The Blockchain Association of Kenya (BAK) recently submitted its views on the proposed Digital Asset Tax (DAT) under the Finance Bill 2023 to the National Assembly’s Departmental Committee on Finance and National Planning. While acknowledging the significance of recognizing and legitimizing digital assets, BAK raises several concerns regarding the bill’s approach to taxation.
The Digital Asset Tax (DAT) is proposed to be imposed on the income derived from the transfer or exchange of digital assets at a rate of 3% on the transfer or exchange value of the digital asset. The Digital Asset Tax (DAT) appears to be a measure aimed at taxing the profits or gains made by individuals when they engage in transactions involving digital assets such as cryptocurrencies, tokens, or other digital forms of value.
The Blockchain Association of Kenya’s opposition to the Finance Bill’s taxation of cryptocurrencies stems from the belief that a comprehensive and well-informed approach is necessary. While recognizing the potential of digital assets, BAK emphasizes the need for proper engagement, education, and training before implementing taxation.
The following were the key highlights of BAK’s submission:
- Lack of Comprehensive Understanding and Regulation
BAK emphasizes that the introduction of a Digital Asset Tax signals the Kenyan government’s recognition of the blockchain and cryptocurrency sector. However, it warns against rushing into taxation without a comprehensive understanding of the industry. Cryptocurrencies are still in the early stages of adoption in Kenya, and their unique characteristics require nuanced regulation and taxation. Implementing taxation without considering the diverse characteristics and applications of each digital asset may lead to unintended consequences and hinder the potential benefits of cryptocurrencies.

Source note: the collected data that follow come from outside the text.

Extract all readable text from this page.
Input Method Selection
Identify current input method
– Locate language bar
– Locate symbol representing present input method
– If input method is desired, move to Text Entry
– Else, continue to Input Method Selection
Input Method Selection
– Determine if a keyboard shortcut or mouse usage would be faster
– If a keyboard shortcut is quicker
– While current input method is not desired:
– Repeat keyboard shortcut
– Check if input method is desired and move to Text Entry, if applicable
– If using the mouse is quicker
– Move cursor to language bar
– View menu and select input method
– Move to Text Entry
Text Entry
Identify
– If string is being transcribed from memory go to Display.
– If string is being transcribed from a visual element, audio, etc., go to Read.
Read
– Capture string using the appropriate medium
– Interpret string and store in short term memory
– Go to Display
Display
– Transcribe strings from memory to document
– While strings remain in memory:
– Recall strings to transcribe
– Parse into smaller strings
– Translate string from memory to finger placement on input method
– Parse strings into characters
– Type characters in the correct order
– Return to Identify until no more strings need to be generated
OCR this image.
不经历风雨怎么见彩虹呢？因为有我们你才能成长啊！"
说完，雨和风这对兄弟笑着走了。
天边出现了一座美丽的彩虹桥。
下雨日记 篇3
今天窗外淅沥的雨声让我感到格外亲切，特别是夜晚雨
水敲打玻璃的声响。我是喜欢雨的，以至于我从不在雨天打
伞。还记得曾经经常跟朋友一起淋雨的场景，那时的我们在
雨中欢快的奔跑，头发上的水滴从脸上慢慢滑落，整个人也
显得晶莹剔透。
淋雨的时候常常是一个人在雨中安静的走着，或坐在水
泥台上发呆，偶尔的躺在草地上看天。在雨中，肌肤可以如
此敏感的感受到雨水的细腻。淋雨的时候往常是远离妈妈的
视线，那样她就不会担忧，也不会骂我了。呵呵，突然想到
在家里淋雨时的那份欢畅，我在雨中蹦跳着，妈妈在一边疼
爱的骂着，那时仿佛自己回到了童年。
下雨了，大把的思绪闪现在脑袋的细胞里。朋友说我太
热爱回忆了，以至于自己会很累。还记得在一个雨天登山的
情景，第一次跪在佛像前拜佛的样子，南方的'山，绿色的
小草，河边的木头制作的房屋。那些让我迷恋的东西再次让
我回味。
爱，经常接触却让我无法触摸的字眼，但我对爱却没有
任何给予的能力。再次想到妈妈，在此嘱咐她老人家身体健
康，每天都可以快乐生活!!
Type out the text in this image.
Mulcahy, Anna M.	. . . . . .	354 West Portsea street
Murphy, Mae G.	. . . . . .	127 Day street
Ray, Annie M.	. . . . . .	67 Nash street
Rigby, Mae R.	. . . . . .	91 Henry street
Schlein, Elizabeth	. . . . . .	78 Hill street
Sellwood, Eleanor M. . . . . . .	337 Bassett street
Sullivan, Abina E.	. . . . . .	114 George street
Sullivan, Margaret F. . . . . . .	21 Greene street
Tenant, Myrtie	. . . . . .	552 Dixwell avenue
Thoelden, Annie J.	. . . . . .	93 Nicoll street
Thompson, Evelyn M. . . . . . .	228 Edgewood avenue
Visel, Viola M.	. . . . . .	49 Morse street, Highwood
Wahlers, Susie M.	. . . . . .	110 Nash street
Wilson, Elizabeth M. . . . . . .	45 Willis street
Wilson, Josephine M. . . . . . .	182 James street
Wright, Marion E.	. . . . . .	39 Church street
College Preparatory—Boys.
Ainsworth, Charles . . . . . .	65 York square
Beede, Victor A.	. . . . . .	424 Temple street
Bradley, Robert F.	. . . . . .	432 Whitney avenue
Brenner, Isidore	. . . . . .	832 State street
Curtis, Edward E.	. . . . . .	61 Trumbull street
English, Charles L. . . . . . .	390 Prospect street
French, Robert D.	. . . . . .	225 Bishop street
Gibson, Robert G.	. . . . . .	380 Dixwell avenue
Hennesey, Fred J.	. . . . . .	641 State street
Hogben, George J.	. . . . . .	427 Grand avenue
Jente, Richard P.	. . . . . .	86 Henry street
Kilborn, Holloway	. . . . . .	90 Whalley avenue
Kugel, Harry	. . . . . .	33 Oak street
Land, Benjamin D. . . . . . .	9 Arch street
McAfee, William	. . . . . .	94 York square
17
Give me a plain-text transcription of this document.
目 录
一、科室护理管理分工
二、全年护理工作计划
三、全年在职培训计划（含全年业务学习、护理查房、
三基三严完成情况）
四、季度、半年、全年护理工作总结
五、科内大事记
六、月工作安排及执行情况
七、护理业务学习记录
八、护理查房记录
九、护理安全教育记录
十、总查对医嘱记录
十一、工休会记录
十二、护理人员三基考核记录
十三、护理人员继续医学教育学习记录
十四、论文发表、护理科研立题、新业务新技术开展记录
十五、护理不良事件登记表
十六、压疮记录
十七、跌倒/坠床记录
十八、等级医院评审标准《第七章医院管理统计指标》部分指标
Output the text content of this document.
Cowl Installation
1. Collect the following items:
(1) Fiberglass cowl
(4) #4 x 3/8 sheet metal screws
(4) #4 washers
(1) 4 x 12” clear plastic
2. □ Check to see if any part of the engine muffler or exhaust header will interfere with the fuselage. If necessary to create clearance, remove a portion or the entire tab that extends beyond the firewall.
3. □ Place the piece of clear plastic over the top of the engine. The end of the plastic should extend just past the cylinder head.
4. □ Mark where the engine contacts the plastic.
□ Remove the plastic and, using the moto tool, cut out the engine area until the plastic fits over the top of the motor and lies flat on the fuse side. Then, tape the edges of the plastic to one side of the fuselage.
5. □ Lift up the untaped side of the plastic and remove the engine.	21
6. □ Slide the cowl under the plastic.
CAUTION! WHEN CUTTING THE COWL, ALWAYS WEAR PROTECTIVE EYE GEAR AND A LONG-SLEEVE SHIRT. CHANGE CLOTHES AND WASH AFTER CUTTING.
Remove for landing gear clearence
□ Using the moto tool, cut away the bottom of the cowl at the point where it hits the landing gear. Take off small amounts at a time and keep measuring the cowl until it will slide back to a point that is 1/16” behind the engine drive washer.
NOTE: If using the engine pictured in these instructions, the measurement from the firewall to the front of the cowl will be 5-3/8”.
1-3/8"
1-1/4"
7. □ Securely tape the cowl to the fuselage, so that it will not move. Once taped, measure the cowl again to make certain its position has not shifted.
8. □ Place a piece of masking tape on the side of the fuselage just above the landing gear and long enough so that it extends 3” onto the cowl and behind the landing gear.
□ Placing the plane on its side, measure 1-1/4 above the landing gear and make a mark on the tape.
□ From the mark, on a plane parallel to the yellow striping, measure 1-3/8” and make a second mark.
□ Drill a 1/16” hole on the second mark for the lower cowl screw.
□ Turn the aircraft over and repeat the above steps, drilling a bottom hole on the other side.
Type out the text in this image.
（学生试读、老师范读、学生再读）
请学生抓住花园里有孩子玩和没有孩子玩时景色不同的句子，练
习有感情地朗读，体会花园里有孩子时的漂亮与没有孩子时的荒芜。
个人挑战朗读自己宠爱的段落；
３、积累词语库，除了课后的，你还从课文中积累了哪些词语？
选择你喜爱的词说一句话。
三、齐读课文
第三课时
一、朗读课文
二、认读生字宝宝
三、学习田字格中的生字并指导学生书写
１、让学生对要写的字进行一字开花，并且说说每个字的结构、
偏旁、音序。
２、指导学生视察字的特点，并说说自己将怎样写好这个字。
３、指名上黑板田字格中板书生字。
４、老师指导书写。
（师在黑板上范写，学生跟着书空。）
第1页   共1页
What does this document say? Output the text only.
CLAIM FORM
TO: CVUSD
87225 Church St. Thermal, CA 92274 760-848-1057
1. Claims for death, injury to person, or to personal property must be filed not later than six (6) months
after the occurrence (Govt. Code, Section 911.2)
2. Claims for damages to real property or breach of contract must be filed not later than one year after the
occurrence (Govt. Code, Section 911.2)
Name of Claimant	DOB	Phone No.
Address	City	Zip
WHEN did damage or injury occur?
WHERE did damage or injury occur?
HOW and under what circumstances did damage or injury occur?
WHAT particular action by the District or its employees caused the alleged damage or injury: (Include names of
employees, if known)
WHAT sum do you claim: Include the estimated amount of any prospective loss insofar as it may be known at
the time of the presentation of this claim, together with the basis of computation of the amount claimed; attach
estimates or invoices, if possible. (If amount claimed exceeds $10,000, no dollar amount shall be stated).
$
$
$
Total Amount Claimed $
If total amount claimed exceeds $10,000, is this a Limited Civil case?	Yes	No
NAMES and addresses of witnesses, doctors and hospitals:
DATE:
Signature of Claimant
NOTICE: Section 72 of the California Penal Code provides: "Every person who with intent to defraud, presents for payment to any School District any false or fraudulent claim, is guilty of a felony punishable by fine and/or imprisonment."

- Unclear Classification of Digital Assets
The blockchain industry has given rise to various digital currencies and tokens, each with its own unique characteristics and applications. BAK argues that taxing all digital assets under a single umbrella could stifle innovation and hinder the growth of specific sectors within the industry. It suggests that a more effective approach would involve considering the classification of digital assets, such as utility tokens, security tokens, governance tokens, non-fungible tokens (NFTs), stablecoins, asset-backed tokens, and payment tokens. By implementing appropriate taxes based on the use cases of each token, the government can support the industry without impeding innovation.
- Ambiguity Surrounding Transfers of Digital Assets
Defining what constitutes a transfer of digital assets is crucial for effective taxation. BAK highlights that digital assets can be acquired through various means, such as mining, staking, swaps, airdrops, and initial coin offerings (ICOs). Therefore, it calls for a clear definition of transfers to avoid confusion and ensure accurate taxation. It proposes that taxes such as capital gains tax, income tax, and excise duty can be triggered based on the successful movement of digital assets, generation of taxable profits by digital service providers, and payment of transaction fees, respectively.
- Impractical 24-Hour Remittance Timeframe
The Finance Bill’s requirement to remit the Digital Asset Tax within 24 hours of making the deduction presents practical challenges for implementation. Converting digital assets into fiat currency, such as Kenyan Shillings, involves a process called off-ramping, which can take several business days. Additionally, the complex nature of calculating tax liabilities for transactions involving different tokens further complicates the process. BAK suggests that investment from both the government and industry players is needed to establish payment rails and overcome these challenges.
- Failure to Consider Loss-Making Transactions
BAK points out that the proposed Digital Asset Tax acts as a minimum tax and fails to consider loss-making or zero-profit transactions. It refers to a recent court ruling that declared similar provisions in the Income Tax Act as unconstitutional. The volatility and speculative nature of digital assets mean that not all transfers and exchanges result in profits. Ignoring this aspect could lead to unfair taxation and hinder the growth of the industry.
- Need for Comprehensive Compliance and Enforcement Frameworks
BAK believes that prioritizing the development of a comprehensive institutional framework is essential before implementing cryptocurrency taxation. The full integration of cryptocurrencies into the Kenyan financial system requires a thorough understanding of their use cases and seamless interactions with the conventional financial sector. Additionally, educating and raising awareness about cryptocurrencies will help establish trust and create an enabling environment for the industry to thrive.
- Capacity Building for Key Stakeholders
BAK highlights the need for capacity building among key stakeholders, including the committee responsible for reviewing the Finance Bill. Engaging with industry experts, stakeholders, and the public is crucial to gaining a deeper understanding of the cryptocurrency ecosystem and developing regulations that strike a balance between tax obligations and industry growth. BAK is committed to fostering collaboration and providing technical expertise to support informed decision-making.